Na escolha das empresas, também se procurou analisar aquelas que tivessem maior pressão dos stakeholders pela divulgação. Consequentemente, escolheram-se as empresas componentes do The Dow Jones STOXX Global Total Market Index (DJ STOXX TOTAL) que engloba as companhias responsáveis por 95% do volume de ações negociadas no mundo.

Em relação aos setores econômicos, optou-se pela escolha de setores que exploram o meio ambiente de maneira mais intensa, os quais consequentemente causam mais degradação (Cormier & Magnan, 1997). Tais setores são, de acordo com a classificação da DJ STOXX TOTAL, Recursos Básicos, Químico, Construção e Materiais, Óleo e Gás e Utilidades.

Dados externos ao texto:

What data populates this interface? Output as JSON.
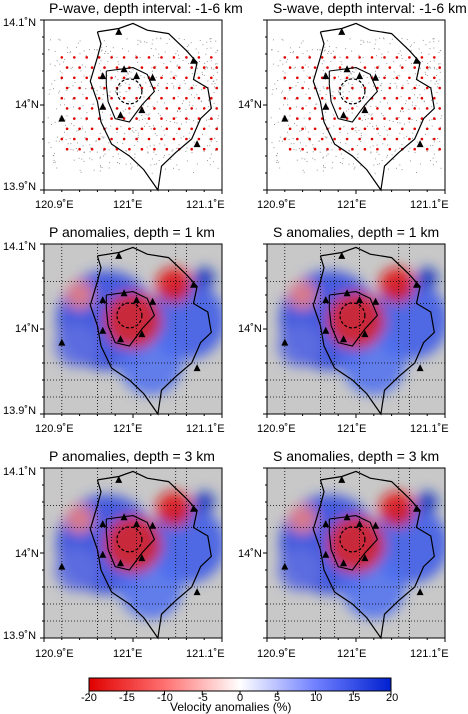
{
  "panels": [
    {
      "title": "P-wave, depth interval: -1-6 km",
      "kind": "rays"
    },
    {
      "title": "S-wave, depth interval: -1-6 km",
      "kind": "rays"
    },
    {
      "title": "P anomalies, depth = 1 km",
      "kind": "anom"
    },
    {
      "title": "S anomalies, depth = 1 km",
      "kind": "anom"
    },
    {
      "title": "P anomalies, depth = 3 km",
      "kind": "anom"
    },
    {
      "title": "S anomalies, depth = 3 km",
      "kind": "anom"
    }
  ],
  "axes": {
    "y_ticks": [
      "14.1˚N",
      "14˚N",
      "13.9˚N"
    ],
    "x_ticks": [
      "120.9˚E",
      "121˚E",
      "121.1˚E"
    ]
  },
  "colorbar": {
    "ticks": [
      "-20",
      "-15",
      "-10",
      "-5",
      "0",
      "5",
      "10",
      "15",
      "20"
    ],
    "label": "Velocity anomalies (%)",
    "colors": {
      "neg": "#e00000",
      "zero": "#ffffff",
      "pos": "#0020d0"
    }
  }
}
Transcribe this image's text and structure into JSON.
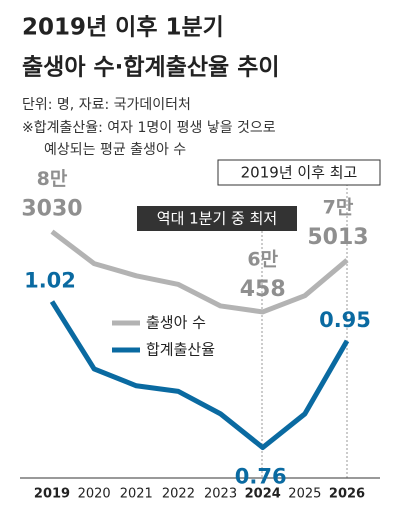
{
  "title": [
    "2019년 이후 1분기",
    "출생아 수·합계출산율 추이"
  ],
  "source": "단위: 명, 자료: 국가데이터처",
  "notes": [
    "※합계출산율: 여자 1명이 평생 낳을 것으로",
    "예상되는 평균 출생아 수"
  ],
  "chart_data": {
    "type": "line",
    "categories": [
      "2019",
      "2020",
      "2021",
      "2022",
      "2023",
      "2024",
      "2025",
      "2026"
    ],
    "ylim": [
      16000,
      106000
    ],
    "y2lim": [
      0.72,
      1.29
    ],
    "annotations": [
      "2019년 이후 최고",
      "역대 1분기 중 최저"
    ],
    "series": [
      {
        "name": "출생아 수",
        "color": "#b3b3b3",
        "label_color": "#8f8f8f",
        "values": [
          83030,
          74050,
          70618,
          68177,
          62136,
          60458,
          65022,
          75013
        ],
        "value_labels": [
          [
            "8만",
            "3030"
          ],
          null,
          null,
          null,
          null,
          [
            "6만",
            "458"
          ],
          null,
          [
            "7만",
            "5013"
          ]
        ]
      },
      {
        "name": "합계출산율",
        "color": "#0a6aa1",
        "label_color": "#0a6aa1",
        "axis": "y2",
        "values": [
          1.02,
          0.9,
          0.87,
          0.86,
          0.82,
          0.76,
          0.82,
          0.95
        ]
      }
    ]
  }
}
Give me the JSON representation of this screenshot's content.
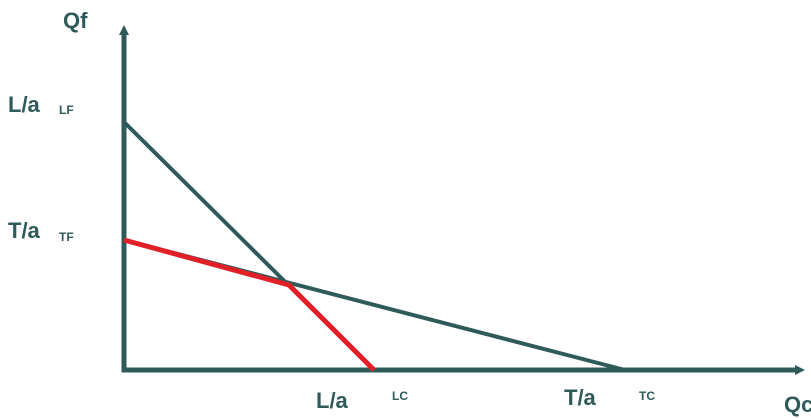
{
  "axes": {
    "y_label": "Qf",
    "x_label": "Qc"
  },
  "labels": {
    "lf_main": "L/a",
    "lf_sub": "LF",
    "tf_main": "T/a",
    "tf_sub": "TF",
    "lc_main": "L/a",
    "lc_sub": "LC",
    "tc_main": "T/a",
    "tc_sub": "TC"
  },
  "colors": {
    "axis": "#2f5a5a",
    "constraint_line": "#2f5a5a",
    "frontier": "#e01f26"
  }
}
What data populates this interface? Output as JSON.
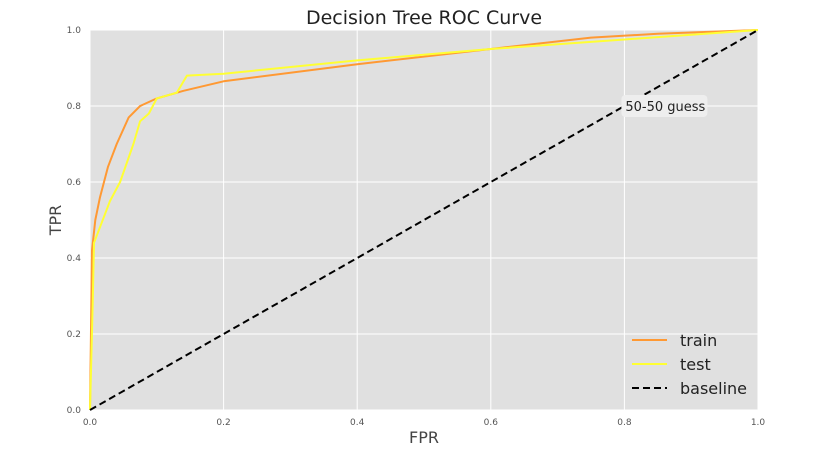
{
  "chart_data": {
    "type": "line",
    "title": "Decision Tree ROC Curve",
    "xlabel": "FPR",
    "ylabel": "TPR",
    "xlim": [
      0,
      1
    ],
    "ylim": [
      0,
      1
    ],
    "xticks": [
      "0.0",
      "0.2",
      "0.4",
      "0.6",
      "0.8",
      "1.0"
    ],
    "yticks": [
      "0.0",
      "0.2",
      "0.4",
      "0.6",
      "0.8",
      "1.0"
    ],
    "grid": true,
    "background": "#e0e0e0",
    "legend_position": "bottom-right",
    "series": [
      {
        "name": "train",
        "color": "#ff9933",
        "style": "solid",
        "x": [
          0,
          0.003,
          0.008,
          0.015,
          0.027,
          0.04,
          0.058,
          0.075,
          0.1,
          0.14,
          0.2,
          0.4,
          0.6,
          0.75,
          0.85,
          1.0
        ],
        "y": [
          0,
          0.42,
          0.5,
          0.56,
          0.64,
          0.7,
          0.77,
          0.8,
          0.82,
          0.84,
          0.865,
          0.91,
          0.95,
          0.98,
          0.99,
          1.0
        ]
      },
      {
        "name": "test",
        "color": "#ffff33",
        "style": "solid",
        "x": [
          0,
          0.004,
          0.006,
          0.03,
          0.045,
          0.065,
          0.075,
          0.088,
          0.1,
          0.13,
          0.145,
          0.2,
          0.4,
          0.6,
          0.8,
          1.0
        ],
        "y": [
          0,
          0.28,
          0.44,
          0.55,
          0.6,
          0.7,
          0.76,
          0.78,
          0.82,
          0.835,
          0.88,
          0.885,
          0.92,
          0.95,
          0.975,
          1.0
        ]
      },
      {
        "name": "baseline",
        "color": "#000000",
        "style": "dashed",
        "x": [
          0,
          1
        ],
        "y": [
          0,
          1
        ]
      }
    ],
    "annotations": [
      {
        "text": "50-50 guess",
        "x": 0.8,
        "y": 0.8
      }
    ]
  }
}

O período de análise teve início em 2011, pelo fato de neste ano todas as empresas dos países analisados já reportarem em IFRS. Canadá e China foram os últimos analisados a aderirem às normas IFRS. A adoção obrigatória iniciou-se no ano de 2011. Este período encerrou-se em 2015 para ambos, totalizando 614 observações, de 123 companhias.

3.2 Procedimentos de Coleta de Dados

Para a coleta das informações relativas às variáveis dependentes (evidenciação de provisões e passivos contingentes ambientais), empregou-se a técnica análise de conteúdo. Objetiva-se, com a utilização da análise de conteúdo nas notas explicativas das Demonstrações Financeiras anuais publicadas pelas companhias, gerar índices de disclosure para avaliar a conformidade do reporte das companhias em relação à norma IAS 37.

Nessas notas, coletaram-se, para a composição dos índices, as informações que fossem de maneira explícita e exclusiva de provisões e passivos contingentes de natureza ambiental. Estas informações foram coletadas principalmente das notas explicativas relacionadas a provisões e passivos contingentes.

Para cada Demonstração Financeira dos 5 anos do período de análise, atribuíram-se um índice de disclosure de provisões ambientais (DISCPA) e um índice de disclosure de passivos contingentes ambientais (DISCPCA). Tais índices foram obtidos calculando-se a razão entre o número de itens divulgados nas Demonstrações Financeiras de cada empresa e o correspondente número de itens exigidos.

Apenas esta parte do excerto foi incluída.